To identify genes within the coassembled eukaryotic MAGs within the coassemblies, we used MetaEuk45 (version f32e8dfc6b994025627326d0f461f3e9903e997e) with the–easy-annotate option, using a custom database of the combined Phycocosm46, MMETSP, and UniRef47 databases, with UniRef clustered at a 50% identity level. These were combined with genes identified through Genemark-ES (version 4.71_lic, gmes_pepal.pl–ES), with genes from MetaEuk given priority and retained if overlapping with genes from Genemark-ES. PFam (v.35.0), PANTHER (v.17.0), SMART (v.9.0), NCBIfam (12.0) and SuperFamily (v.1.75) domains were then annotated using InterProScan48 (version 5.63–95.0).

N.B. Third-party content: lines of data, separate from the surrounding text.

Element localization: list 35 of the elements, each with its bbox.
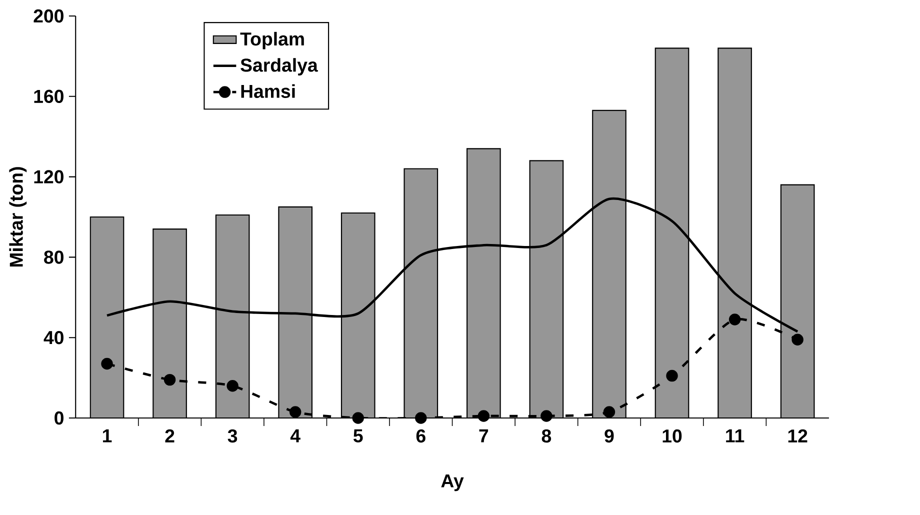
point <box>478 410 490 422</box>
y-tick-label: 40 <box>44 330 64 344</box>
x-tick-label: 6 <box>416 429 426 443</box>
point <box>728 314 741 326</box>
x-tick-label: 1 <box>102 429 112 442</box>
x-tick-label: 9 <box>604 429 614 443</box>
x-tick-label: 4 <box>290 429 300 442</box>
point <box>540 410 552 422</box>
legend-label: Sardalya <box>240 58 318 76</box>
y-tick-label: 0 <box>54 411 64 425</box>
point <box>164 374 176 386</box>
y-tick-label: 200 <box>34 9 64 23</box>
point <box>415 412 427 424</box>
x-tick-label: 10 <box>662 429 682 443</box>
point <box>603 406 616 418</box>
point <box>226 380 238 392</box>
point <box>352 412 364 424</box>
x-axis-title: Ay <box>441 474 464 492</box>
x-tick-label: 5 <box>353 429 363 442</box>
x-tick-label: 12 <box>788 429 808 442</box>
x-tick-label: 7 <box>479 429 488 442</box>
legend-label: Hamsi <box>241 84 295 98</box>
x-tick-label: 11 <box>726 429 744 442</box>
y-tick-label: 80 <box>44 250 64 264</box>
point <box>792 334 804 346</box>
y-tick-label: 120 <box>34 170 64 184</box>
legend-label: Toplam <box>240 32 304 50</box>
point <box>666 370 678 382</box>
x-tick-label: 2 <box>165 429 174 442</box>
x-tick-label: 3 <box>228 429 238 443</box>
y-axis-title: Miktar (ton) <box>9 167 27 267</box>
point <box>101 358 113 370</box>
y-tick-label: 160 <box>34 90 64 104</box>
x-tick-label: 8 <box>542 429 552 443</box>
point <box>289 406 302 418</box>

Eukaryotic MAGs were placed on a phylogenetic tree (Fig. 4), using a set of 100 concatenated BUSCO49 genes (BUSCO v5.1.1 odb_eukaryota_10 gene set, aligned using MUSCLE50 v3.8.1551), alongside a set of 140 eukaryotic reference genomes from Phycocosm and NCBI RefSeq28. A maximum-likelihood tree was generated using FastTree (2.1.11).

Fig. 4
figure 4

Phylogenetic trees showing MAGs from singly assembled samples (left) and MAGs from coassemblies (right). Reference genomes, common to both trees, have their leaves aligned and are labelled at the centre of the tree, with collapsed clades represented in the tree by a wedge. Some leaves of reference genomes are unlabelled for legibility, where they share their genus with their closest relative in the tree. MAGs labelled are shown on the tips of each tree. For each MAG, the colour of the background indicates the type of the sample (or indeterminate type, in the case of the coassemblies). The coassembled MAG havoc.90, marked with an asterisk *, had good completeness and contamination scores and was subsequently renamed Bacilliariophyceae sp. MOSAICH1_1.

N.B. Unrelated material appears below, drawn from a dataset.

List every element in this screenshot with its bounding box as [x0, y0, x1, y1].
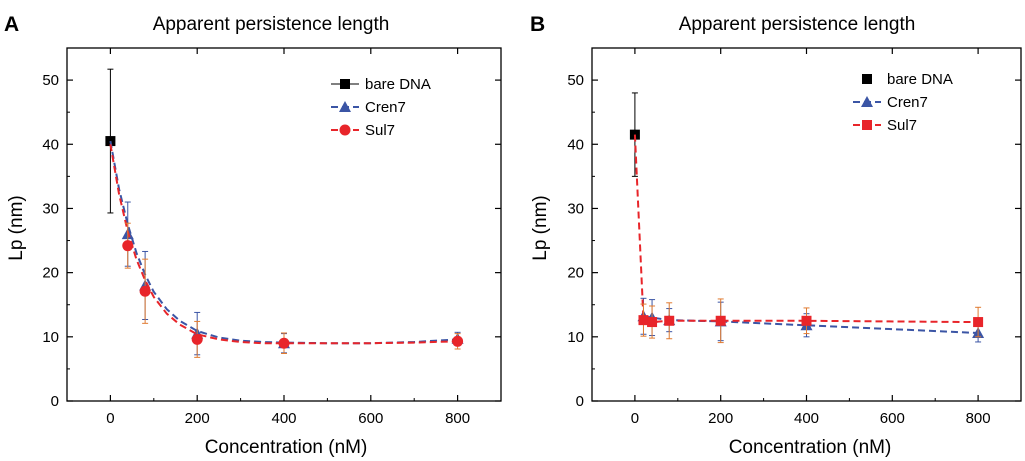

Case-Study of a high-quality MAG

From our eukaryotic coassembly, we flagged bin havoc.90 from the HAVOC dataset as having good contamination and completeness scores, as measured by BUSCO (v5.1.1, odb_eukaryota_10 gene set), with completeness and contamination of 73% and 0.4% respectively. This MAG, Bacilliariophyceae sp. MOSAICH1_1, was annotated using the Phycocosm pipeline; in brief, scaffolds were masked for repeats with RepeatMasker, and genes were called using a combination of Genemark-ES (version 4), GeneWise51 (version 1), and fgenesh52 (fgenesh1_pg), with the best fitting model for each locus picked to form a set of filtered gene models. Genes were functionally annotated for signal peptides, transmembrane domains, and assigned functional descriptions including assignment of PFam, GO, KOG and KEGG terms, and genes were formed into gene clusters using the MCL algorithm53.

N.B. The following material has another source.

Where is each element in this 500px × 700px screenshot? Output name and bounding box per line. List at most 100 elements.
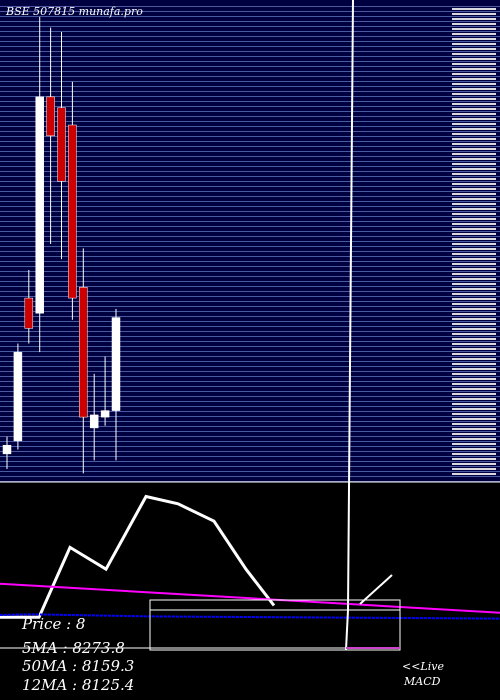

This genome had a length of 32.07 Mbp, contained in 2963 scaffolds, with 13169 genes called among the set of filtered gene models. The most closely related isolate genome in Phycocosm was the diatom Pseudo-nitzschia multiseries CLN-47, with an average nucleotide identity of 76% (estimated with fastANI v1.33).

Data Records

All MAGs are available through Figshare54, at NCBI BioProject PRJNA1160706 (Data Citation 2)55, and replicated in the GOLD database56 (https://gold.jgi.doe.gov), Study ID 505419. Annotations of Bacilliariophyceae sp. MOSAICH1_1 are also available through the Phycocosm web portal (https://phycocosm.jgi.doe.gov/Mosaich1_1/Mosaich1_1.home.html), and via Figshare.

Individual read files for samples are stored in the NCBI SRA, with BioSample, BioProject, and SRP accessions listed in Supplementary Table 1, and as citations57,58,59,60,61,62,63,64,65,66,67,68,69,70,71,72,73,74,75,76,77,78,79,80,81,82,83,84,85,86,87,88,89,90,91,92,93,94,95,96,97,98,99,100,101,102,103,104,105,106,107,108,109,110,111,112,113,114,115,116,117,118,119,120,121,122,123,124,125,126,127,128,129.

Technical Validation

Prokaryotic MAG completeness and contamination was estimated using CheckM25, and only those MAGs within the MIMAG standards of 50% completeness and below 10% contamination were retained. Eukaryotic MAG completeness and contamination was estimated using EukCC – those above 30% completion and less than 10% contamination were retained, with those under 50% completion designated as low-quality MAGs.